Aux oubliettes l'orgasme localisé dans les parties génitales. Une série de vagues subtiles et continues se font ressentir, comme des pulsations qui se propagent dans tout le corps. En résulte une impression de ne former plus qu'un avec son partenaire.
Capter l'énergie depuis l'organe sexuel jusqu'au cerveau stimule les cellules nerveuses et crée un pont entre l'intellect de l'hémisphère gauche et les facultés intuitives du côté droit, créant une sensation d'extase. Sa définition ? Une fusion entre le corps, l'esprit et le cœur. Rien que ça. Toute la difficulté est de savoir repousser son arrivée pour profiter le plus longtemps possible de la fusion du couple.

Faire l'amour comme si le monde en dépendait

Le maître-mot : l'entraînement. Il faut se laisser devenir sauvage. Tomber le masque. Assouvir ses envies enfouies, endormies. En bref, prendre son pied, comme si le monde en dépendait.
Un rapport sexuel moyen durerait dix minutes et un orgasme masculin dix secondes. Le tantrisme tend à s'étendre sur une à quatre heures et prodiguer un orgasme d'une demi-heure. Exténuant ? Pas forcément, puisque l'on fait don de son énergie sexuelle à différentes parties de son corps. Du coup, le sexe devient revitalisant.
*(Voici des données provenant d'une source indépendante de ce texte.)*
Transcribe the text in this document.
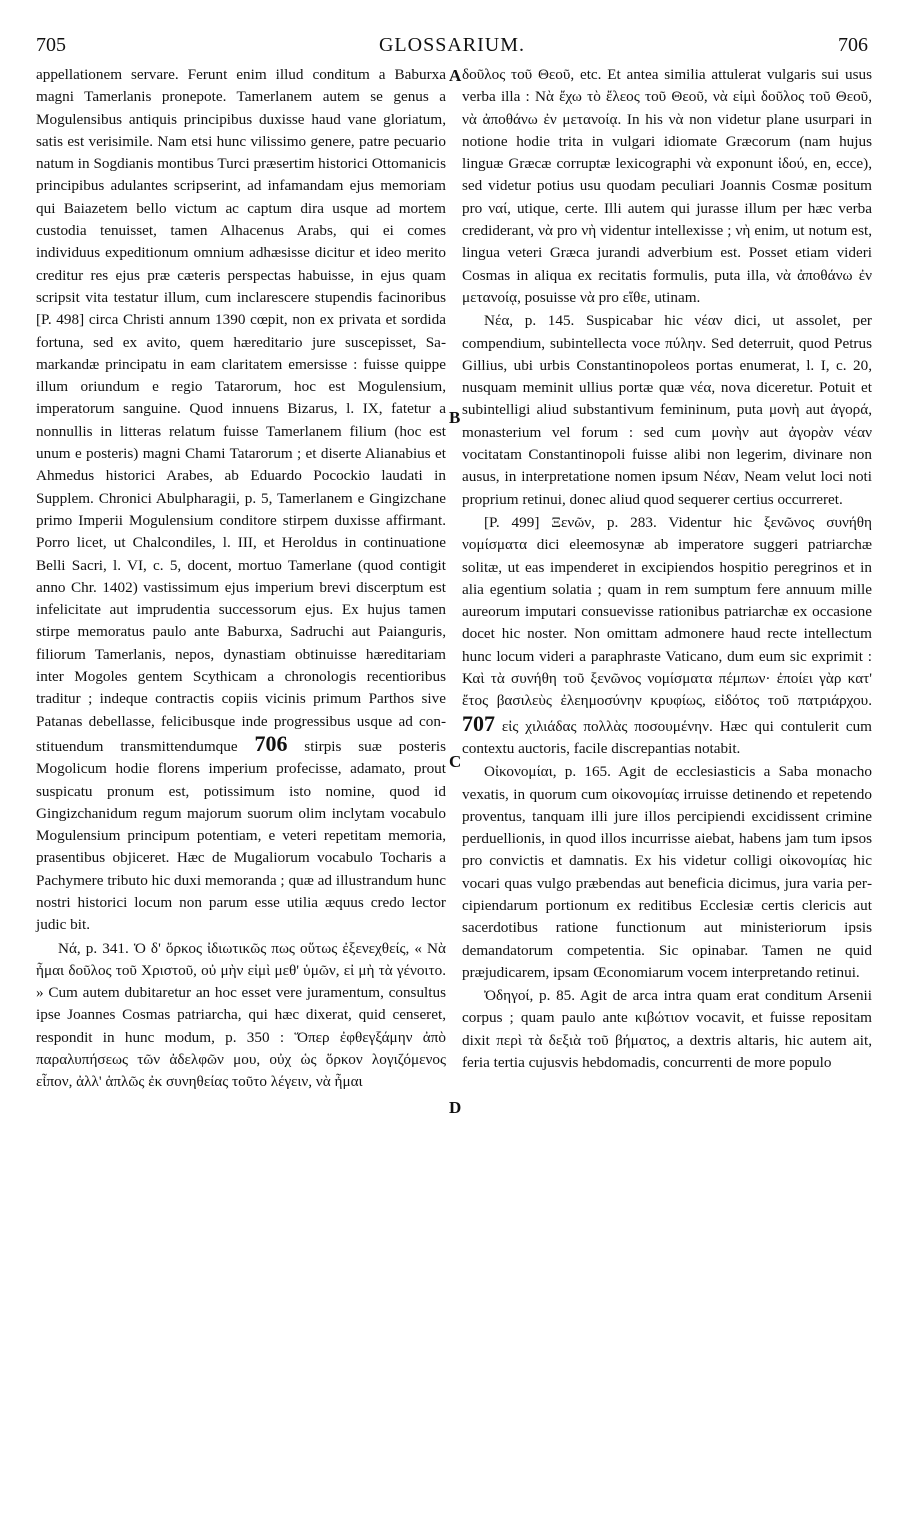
705	GLOSSARIUM.	706
A
B
C
D

appellationem servare. Ferunt enim illud conditum a Baburxa magni Tamerlanis pronepote. Tamerlanem autem se genus a Mogulensibus antiquis principibus duxisse haud vane gloriatum, satis est verisimile. Nam etsi hunc vilissimo genere, patre pecuario natum in Sogdianis montibus Turci præsertim historici Ottomanicis principibus adulantes scripserint, ad infamandam ejus memoriam qui Baiazetem bello victum ac captum dira usque ad mortem custodia tenuisset, tamen Alhacenus Arabs, qui ei comes individuus expeditionum omnium adhæsisse dicitur et ideo merito creditur res ejus præ cæteris perspectas habuisse, in ejus quam scripsit vita testatur illum, cum inclarescere stupendis facinoribus [P. 498] circa Christi annum 1390 cœpit, non ex privata et sordida fortuna, sed ex avito, quem hæreditario jure suscepisset, Samarkandæ principatu in eam claritatem emersisse : fuisse quippe illum oriundum e regio Tatarorum, hoc est Mogulensium, imperatorum sanguine. Quod innuens Bizarus, l. IX, fatetur a nonnullis in litteras relatum fuisse Tamerlanem filium (hoc est unum e posteris) magni Chami Tatarorum ; et diserte Alianabius et Ahmedus historici Arabes, ab Eduardo Pocockio laudati in Supplem. Chronici Abulpharagii, p. 5, Tamerlanem e Gingizchane primo Imperii Mogulensium conditore stirpem duxisse affirmant. Porro licet, ut Chalcondiles, l. III, et Heroldus in continuatione Belli Sacri, l. VI, c. 5, docent, mortuo Tamerlane (quod contigit anno Chr. 1402) vastissimum ejus imperium brevi discerptum est infelicitate aut imprudentia successorum ejus. Ex hujus tamen stirpe memoratus paulo ante Baburxa, Sadruchi aut Paianguris, filiorum Tamerlanis, nepos, dynastiam obtinuisse hæreditariam inter Mogoles gentem Scythicam a chronologis recentioribus traditur ; indeque contractis copiis vicinis primum Parthos sive Patanas debellasse, felicibusque inde progressibus usque ad constituendum transmittendumque 706 stirpis suæ posteris Mogolicum hodie florens imperium profecisse, adamato, prout suspicatu pronum est, potissimum isto nomine, quod id Gingizchanidum regum majorum suorum olim inclytam vocabulo Mogulensium principum potentiam, e veteri repetitam memoria, prasentibus objiceret. Hæc de Mugaliorum vocabulo Tocharis a Pachymere tributo hic duxi memoranda ; quæ ad illustrandum hunc nostri historici locum non parum esse utilia æquus credo lector judic bit.

Νά, p. 341. Ὁ δ' ὅρκος ἰδιωτικῶς πως οὕτως ἐξενεχθείς, « Νὰ ἦμαι δοῦλος τοῦ Χριστοῦ, οὐ μὴν εἰμὶ μεθ' ὑμῶν, εἰ μὴ τὰ γένοιτο. » Cum autem dubitaretur an hoc esset vere juramentum, consultus ipse Joannes Cosmas patriarcha, qui hæc dixerat, quid censeret, respondit in hunc modum, p. 350 : Ὅπερ ἐφθεγξάμην ἀπὸ παραλυπήσεως τῶν ἀδελφῶν μου, οὐχ ὡς ὅρκον λογιζόμενος εἶπον, ἀλλ' ἁπλῶς ἐκ συνηθείας τοῦτο λέγειν, νὰ ἦμαι

δοῦλος τοῦ Θεοῦ, etc. Et antea similia attulerat vulgaris sui usus verba illa : Νὰ ἔχω τὸ ἔλεος τοῦ Θεοῦ, νὰ εἰμὶ δοῦλος τοῦ Θεοῦ, νὰ ἀποθάνω ἐν μετανοίᾳ. In his νὰ non videtur plane usurpari in notione hodie trita in vulgari idiomate Græcorum (nam hujus linguæ Græcæ corruptæ lexicographi νὰ exponunt ἰδού, en, ecce), sed videtur potius usu quodam peculiari Joannis Cosmæ positum pro ναί, utique, certe. Illi autem qui jurasse illum per hæc verba crediderant, νὰ pro νὴ videntur intellexisse ; νὴ enim, ut notum est, lingua veteri Græca jurandi adverbium est. Posset etiam videri Cosmas in aliqua ex recitatis formulis, puta illa, νὰ ἀποθάνω ἐν μετανοίᾳ, posuisse νὰ pro εἴθε, utinam.

Νέα, p. 145. Suspicabar hic νέαν dici, ut assolet, per compendium, subintellecta voce πύλην. Sed deterruit, quod Petrus Gillius, ubi urbis Constantinopoleos portas enumerat, l. I, c. 20, nusquam meminit ullius portæ quæ νέα, nova diceretur. Potuit et subintelligi aliud substantivum femininum, puta μονὴ aut ἀγορά, monasterium vel forum : sed cum μονὴν aut ἀγορὰν νέαν vocitatam Constantinopoli fuisse alibi non legerim, divinare non ausus, in interpretatione nomen ipsum Νέαν, Neam velut loci noti proprium retinui, donec aliud quod sequerer certius occurreret.

[P. 499] Ξενῶν, p. 283. Videntur hic ξενῶνος συνήθη νομίσματα dici eleemosynæ ab imperatore suggeri patriarchæ solitæ, ut eas impenderet in excipiendos hospitio peregrinos et in alia egentium solatia ; quam in rem sumptum fere annuum mille aureorum imputari consuevisse rationibus patriarchæ ex occasione docet hic noster. Non omittam admonere haud recte intellectum hunc locum videri a paraphraste Vaticano, dum eum sic exprimit : Καὶ τὰ συνήθη τοῦ ξενῶνος νομίσματα πέμπων· ἐποίει γὰρ κατ' ἔτος βασιλεὺς ἐλεημοσύνην κρυφίως, εἰδότος τοῦ πατριάρχου. 707 εἰς χιλιάδας πολλὰς ποσουμένην. Hæc qui contulerit cum contextu auctoris, facile discrepantias notabit.

Οἰκονομίαι, p. 165. Agit de ecclesiasticis a Saba monacho vexatis, in quorum cum οἰκονομίας irruisse detinendo et repetendo proventus, tanquam illi jure illos percipiendi excidissent crimine perduellionis, in quod illos incurrisse aiebat, habens jam tum ipsos pro convictis et damnatis. Ex his videtur colligi οἰκονομίας hic vocari quas vulgo præbendas aut beneficia dicimus, jura varia percipiendarum portionum ex reditibus Ecclesiæ certis clericis aut sacerdotibus ratione functionum aut ministeriorum ipsis demandatorum competentia. Sic opinabar. Tamen ne quid præjudicarem, ipsam Œconomiarum vocem interpretando retinui.

Ὀδηγοί, p. 85. Agit de arca intra quam erat conditum Arsenii corpus ; quam paulo ante κιβώτιον vocavit, et fuisse repositam dixit περὶ τὰ δεξιὰ τοῦ βήματος, a dextris altaris, hic autem ait, feria tertia cujusvis hebdomadis, concurrenti de more populo
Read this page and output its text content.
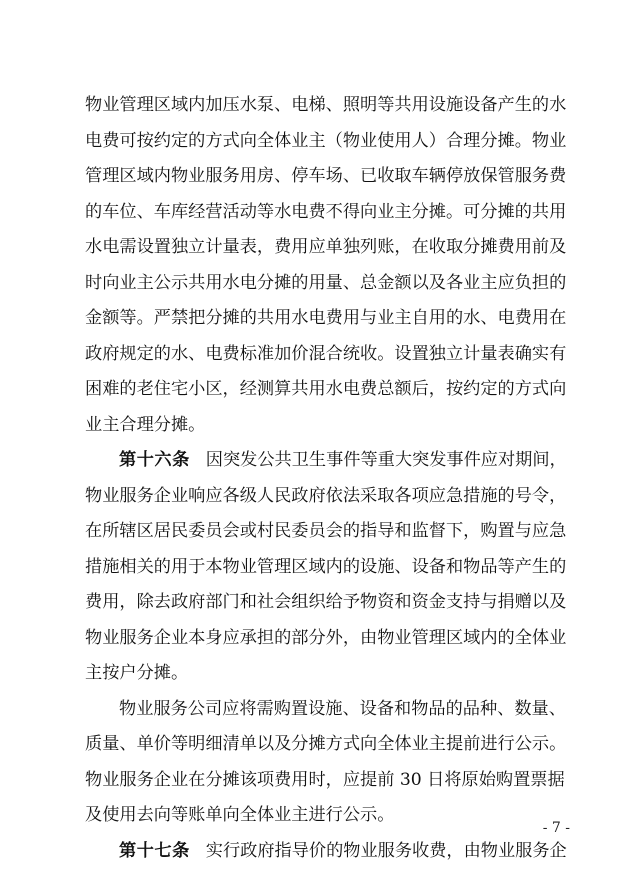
物业管理区域内加压水泵、电梯、照明等共用设施设备产生的水
电费可按约定的方式向全体业主（物业使用人）合理分摊。物业
管理区域内物业服务用房、停车场、已收取车辆停放保管服务费
的车位、车库经营活动等水电费不得向业主分摊。可分摊的共用
水电需设置独立计量表，费用应单独列账，在收取分摊费用前及
时向业主公示共用水电分摊的用量、总金额以及各业主应负担的
金额等。严禁把分摊的共用水电费用与业主自用的水、电费用在
政府规定的水、电费标准加价混合统收。设置独立计量表确实有
困难的老住宅小区，经测算共用水电费总额后，按约定的方式向
业主合理分摊。
第十六条 因突发公共卫生事件等重大突发事件应对期间，
物业服务企业响应各级人民政府依法采取各项应急措施的号令，
在所辖区居民委员会或村民委员会的指导和监督下，购置与应急
措施相关的用于本物业管理区域内的设施、设备和物品等产生的
费用，除去政府部门和社会组织给予物资和资金支持与捐赠以及
物业服务企业本身应承担的部分外，由物业管理区域内的全体业
主按户分摊。
物业服务公司应将需购置设施、设备和物品的品种、数量、
质量、单价等明细清单以及分摊方式向全体业主提前进行公示。
物业服务企业在分摊该项费用时，应提前 30 日将原始购置票据
及使用去向等账单向全体业主进行公示。
第十七条 实行政府指导价的物业服务收费，由物业服务企
- 7 -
Soixante-quinze heures d'entraînement. C'est le temps requis en moyenne pour commencer à maîtriser l'exercice. On évite donc d'appeler son sex friend occasionnel pour tenter l'expérience. Le tantrisme demande beaucoup émotionnellement, car le corps et l'esprit sont engagés. Généralement, on ne parvient pas à l'orgasme tantrique dès la première tentative : il faut du temps et de la pratique pour apprendre à dompter son excitation.